A planetarium presents a simulated display of the night sky that allows people to enjoy the wonder of the stars in a comfortable environment regardless of the time of day—or the weather!

The Melbourne Planetarium is located at Scienceworks Museum in Spotswood. It features a 16m domed ceiling, reclining seats, a stereo surround sound system and has recently been upgraded to incorporate Sky-Skan's DigitalSky projection system. This new full-dome video projection system blankets the hemispherical dome with a single seamless, super high-resolution video image. The result is spectacular colour and movement like never before, creating a unique immersive environment and awe-inspiring astronomical experience.

Melbourne Planetarium shows are informative and entertaining for a wide range of audiences. Each show involves a half-hour pre-recorded audiovisual feature that explores an astronomical topic from an angle that is occasionally humorous or quirky but always educational. Melbourne Planetarium shows employ the talents of some of Australia's most creative scriptwriters, actors, visual designers, composers and sound post-production professionals.

Every show is followed by a live presentation of the current night sky and the major astronomical objects that can be seen. The information presented in these sessions allows anyone to go into their backyard at night and experience the joy of astronomy.

Why is it called a planetarium?

Although star maps have been around for thousands of years, recreating the motion of the planets is much harder because unlike the stars, the planets move relative to each other. Moreover, each combination of planetary positions is unique and will never be exactly repeated.

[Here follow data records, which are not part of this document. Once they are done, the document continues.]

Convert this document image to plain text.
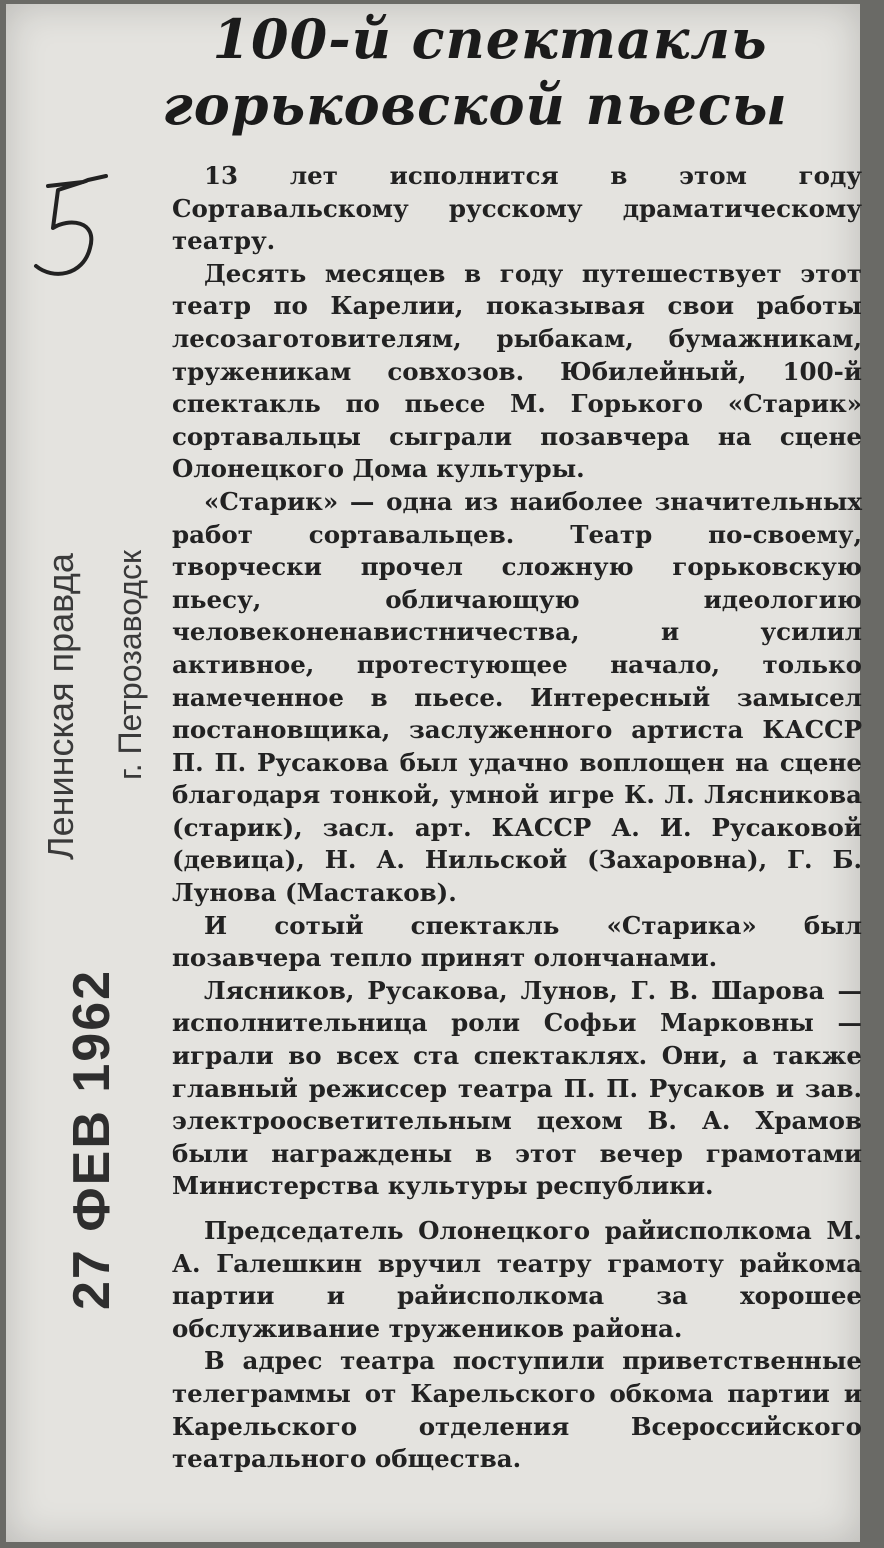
100-й спектакль
горьковской пьесы
Ленинская правда г. Петрозаводск
27 ФЕВ 1962

13 лет исполнится в этом году Сортавальскому русскому драматическому театру.

Десять месяцев в году путешествует этот театр по Карелии, показывая свои работы лесозаготовителям, рыбакам, бумажникам, труженикам совхозов. Юбилейный, 100-й спектакль по пьесе М. Горького «Старик» сортавальцы сыграли позавчера на сцене Олонецкого Дома культуры.

«Старик» — одна из наиболее значительных работ сортавальцев. Театр по-своему, творчески прочел сложную горьковскую пьесу, обличающую идеологию человеконенавистничества, и усилил активное, протестующее начало, только намеченное в пьесе. Интересный замысел постановщика, заслуженного артиста КАССР П. П. Русакова был удачно воплощен на сцене благодаря тонкой, умной игре К. Л. Лясникова (старик), засл. арт. КАССР А. И. Русаковой (девица), Н. А. Нильской (Захаровна), Г. Б. Лунова (Мастаков).

И сотый спектакль «Старика» был позавчера тепло принят олончанами.

Лясников, Русакова, Лунов, Г. В. Шарова — исполнительница роли Софьи Марковны — играли во всех ста спектаклях. Они, а также главный режиссер театра П. П. Русаков и зав. электроосветительным цехом В. А. Храмов были награждены в этот вечер грамотами Министерства культуры республики.

Председатель Олонецкого райисполкома М. А. Галешкин вручил театру грамоту райкома партии и райисполкома за хорошее обслуживание тружеников района.

В адрес театра поступили приветственные телеграммы от Карельского обкома партии и Карельского отделения Всероссийского театрального общества.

It wasn't until the 1920s that it was possible to recreate the position of the planets for any given date. Because it was so hard to display the positions of the planets accurately, the first machine able to do so was called a 'planetarium'.

Over time, the term planetarium has come to include the entire domed theatre and all of the projection systems within it, including the star projectors that were the original 'planetariums'.